Any clue about what am I doing wrong?
First thing here is why you need to implements the base interface Repository as doing so, you will not have usual CRUD operations. For such operations is better to implements CrudRepository. Since you implement CrudRepository no need to define a findAll() Method and many well known others you can find in doc mentioned.
Furthermore, when using #SpringBootApplication Spring boot use default values. If you see the #SpringBootApplication definition you will see that :
Many Spring Boot developers always have their main class annotated with #Configuration, #EnableAutoConfiguration and #ComponentScan. Since these annotations are so frequently used together (especially if you follow the best practices above), Spring Boot provides a convenient #SpringBootApplication alternative.
The #SpringBootApplication annotation is equivalent to using #Configuration, #EnableAutoConfiguration and #ComponentScan with their default attributes: [...]

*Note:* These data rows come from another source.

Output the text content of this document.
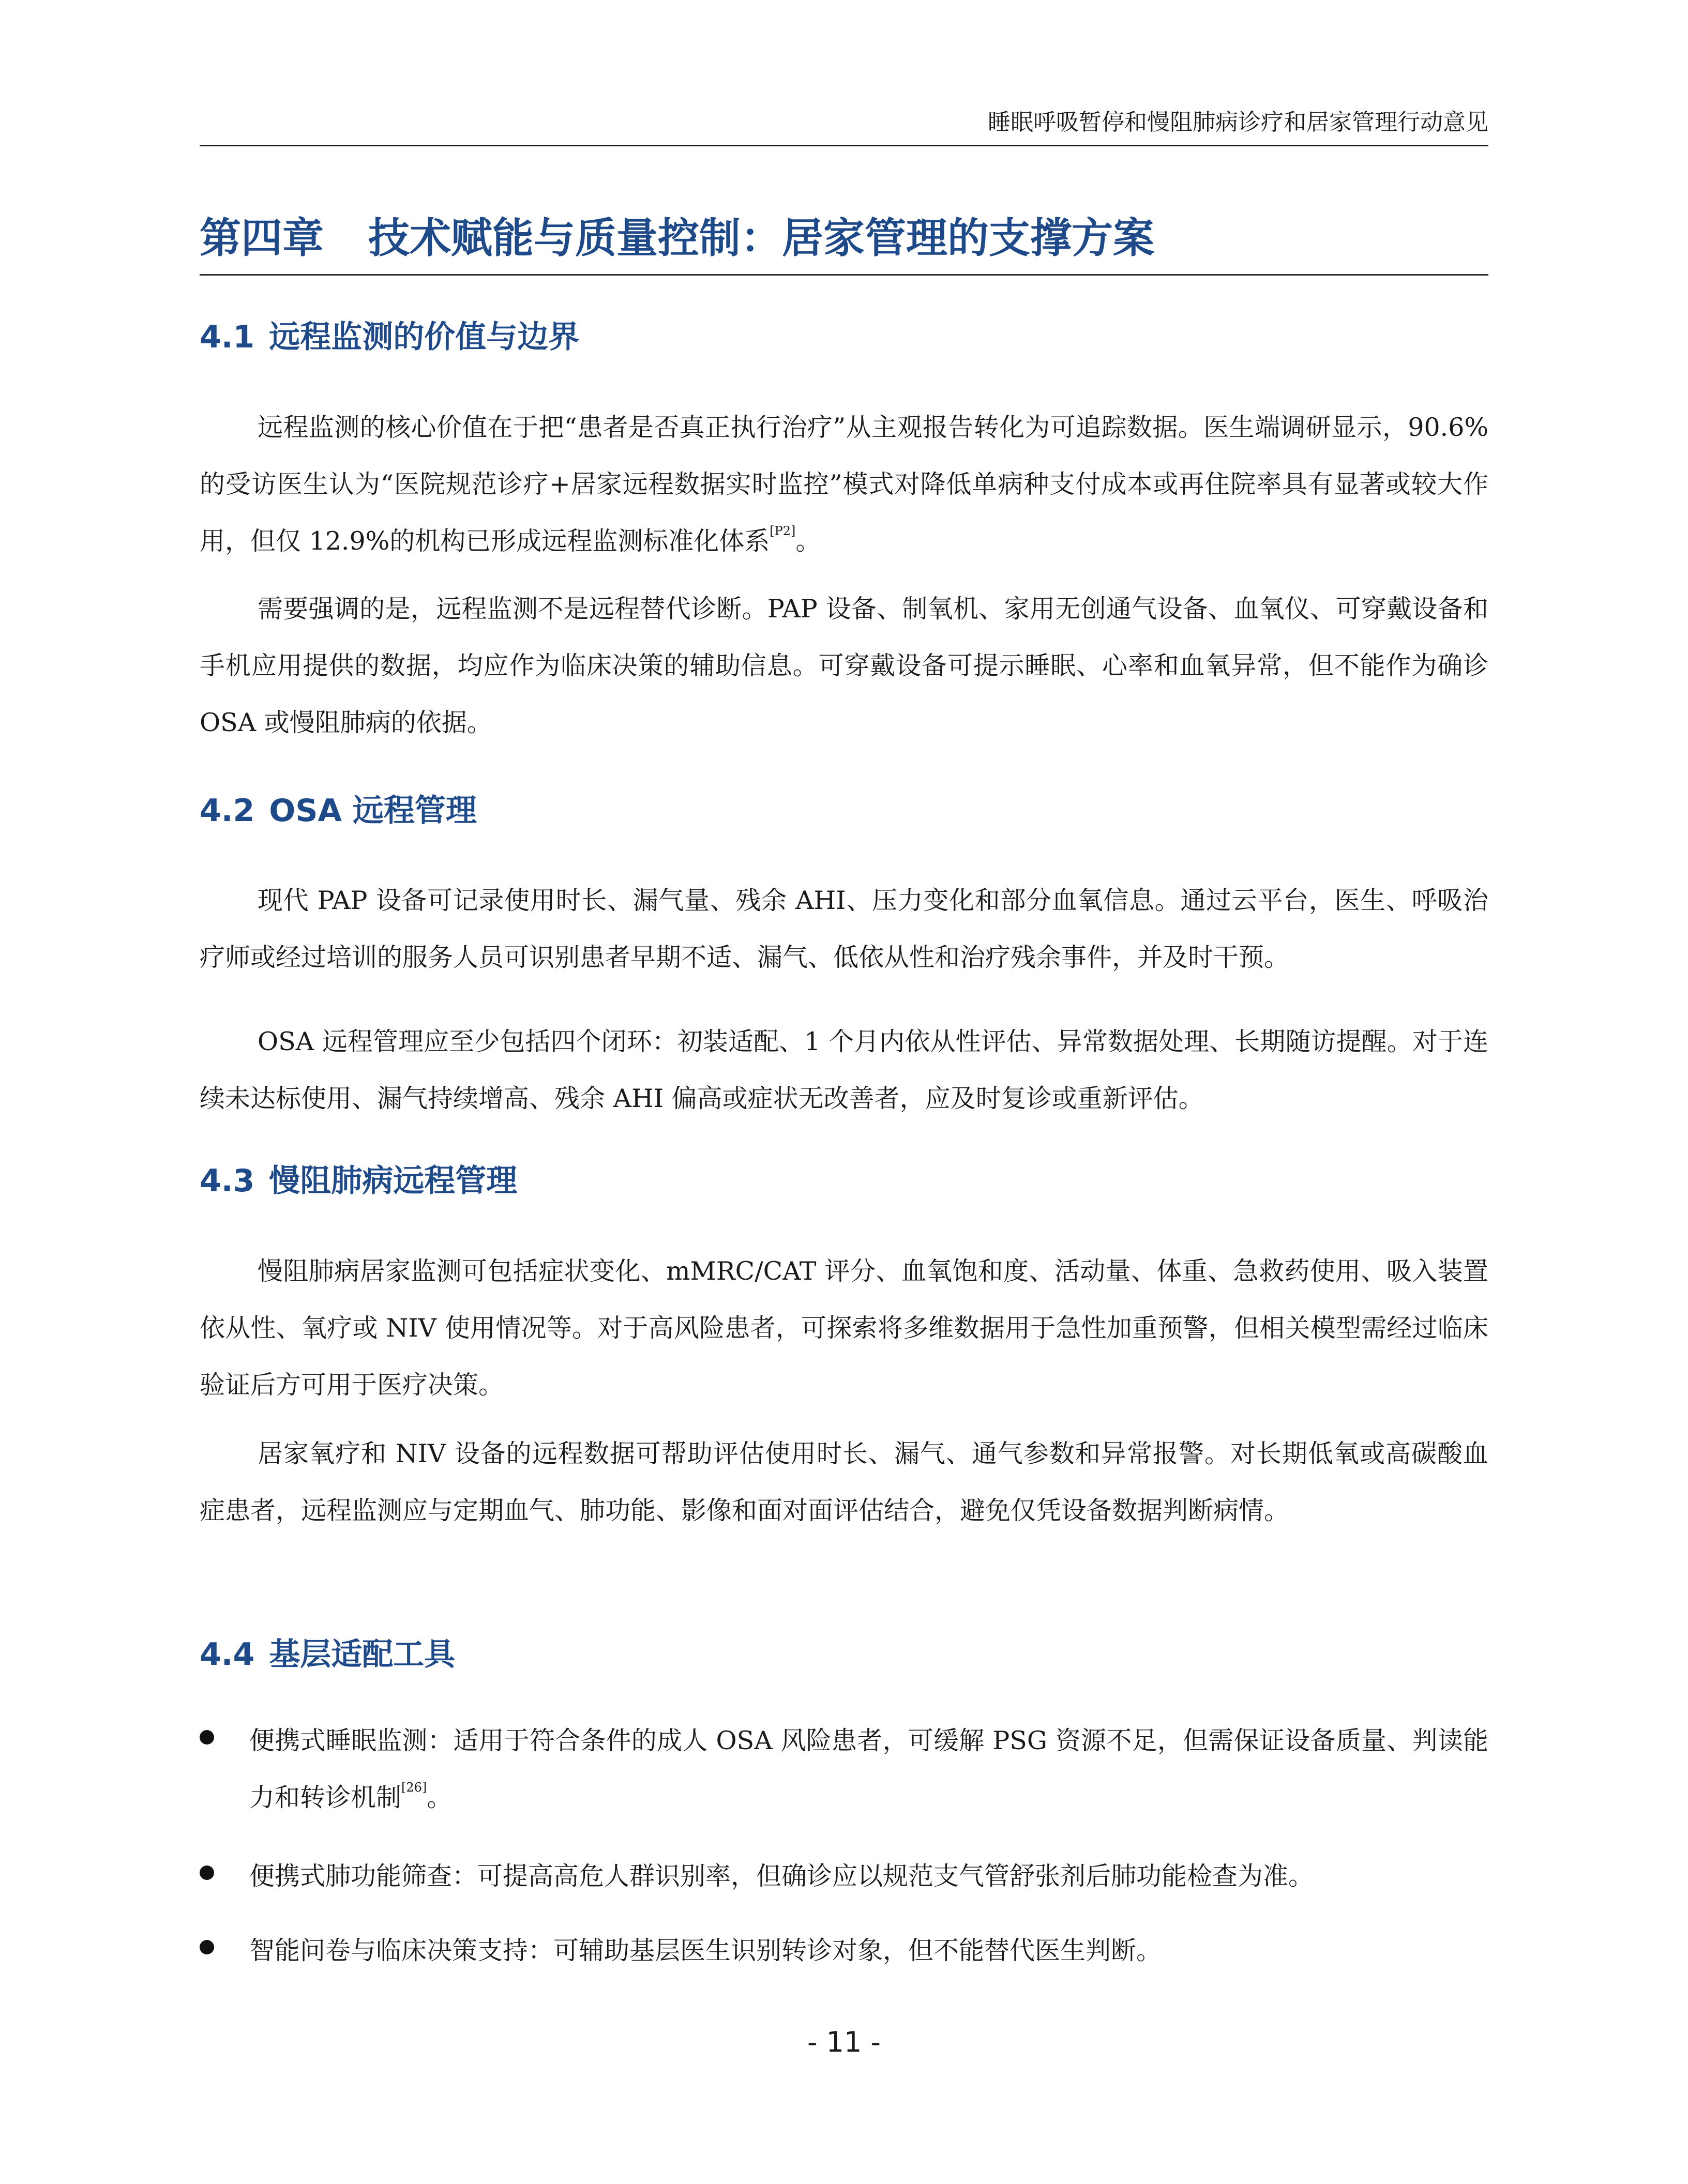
睡眠呼吸暂停和慢阻肺病诊疗和居家管理行动意见
第四章 技术赋能与质量控制：居家管理的支撑方案
4.1 远程监测的价值与边界

远程监测的核心价值在于把“患者是否真正执行治疗”从主观报告转化为可追踪数据。医生端调研显示，90.6%的受访医生认为“医院规范诊疗+居家远程数据实时监控”模式对降低单病种支付成本或再住院率具有显著或较大作用，但仅 12.9%的机构已形成远程监测标准化体系[P2]。

需要强调的是，远程监测不是远程替代诊断。PAP 设备、制氧机、家用无创通气设备、血氧仪、可穿戴设备和手机应用提供的数据，均应作为临床决策的辅助信息。可穿戴设备可提示睡眠、心率和血氧异常，但不能作为确诊 OSA 或慢阻肺病的依据。

4.2 OSA 远程管理

现代 PAP 设备可记录使用时长、漏气量、残余 AHI、压力变化和部分血氧信息。通过云平台，医生、呼吸治疗师或经过培训的服务人员可识别患者早期不适、漏气、低依从性和治疗残余事件，并及时干预。

OSA 远程管理应至少包括四个闭环：初装适配、1 个月内依从性评估、异常数据处理、长期随访提醒。对于连续未达标使用、漏气持续增高、残余 AHI 偏高或症状无改善者，应及时复诊或重新评估。

4.3 慢阻肺病远程管理

慢阻肺病居家监测可包括症状变化、mMRC/CAT 评分、血氧饱和度、活动量、体重、急救药使用、吸入装置依从性、氧疗或 NIV 使用情况等。对于高风险患者，可探索将多维数据用于急性加重预警，但相关模型需经过临床验证后方可用于医疗决策。

居家氧疗和 NIV 设备的远程数据可帮助评估使用时长、漏气、通气参数和异常报警。对长期低氧或高碳酸血症患者，远程监测应与定期血气、肺功能、影像和面对面评估结合，避免仅凭设备数据判断病情。

4.4 基层适配工具

便携式睡眠监测：适用于符合条件的成人 OSA 风险患者，可缓解 PSG 资源不足，但需保证设备质量、判读能力和转诊机制[26]。

便携式肺功能筛查：可提高高危人群识别率，但确诊应以规范支气管舒张剂后肺功能检查为准。

智能问卷与临床决策支持：可辅助基层医生识别转诊对象，但不能替代医生判断。

- 11 -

That means when using default values for ComponentScan your packages sturctures shloud be as following :
com.example.model -> your entities
com.example.repositoriy -> your repositories
com.example.controller -> controllers
com.example -> MainApplication class
Here is an example for default project structure
The main Application Class should be in higher level package then the others. Unless you have to specify packages location with #ComponentScan.
As you are beginner with the framework. I suggest you to always see classes definitions in official documentation.
UPDATE :
Here is an example from one of my spring boot projects
Also see this spring guide for JPA
Just annotate your interface with #Repository. And if that doesnt work try adding #EnableJPARepositories to the main class.
Try adding the #Repository annotation to your PersonRepository, that could be the reason it doesn't find it.
You need to annotate your PersonRepository interface with #Respository, otherwise the spring context won't recognize it or create an implementation for it.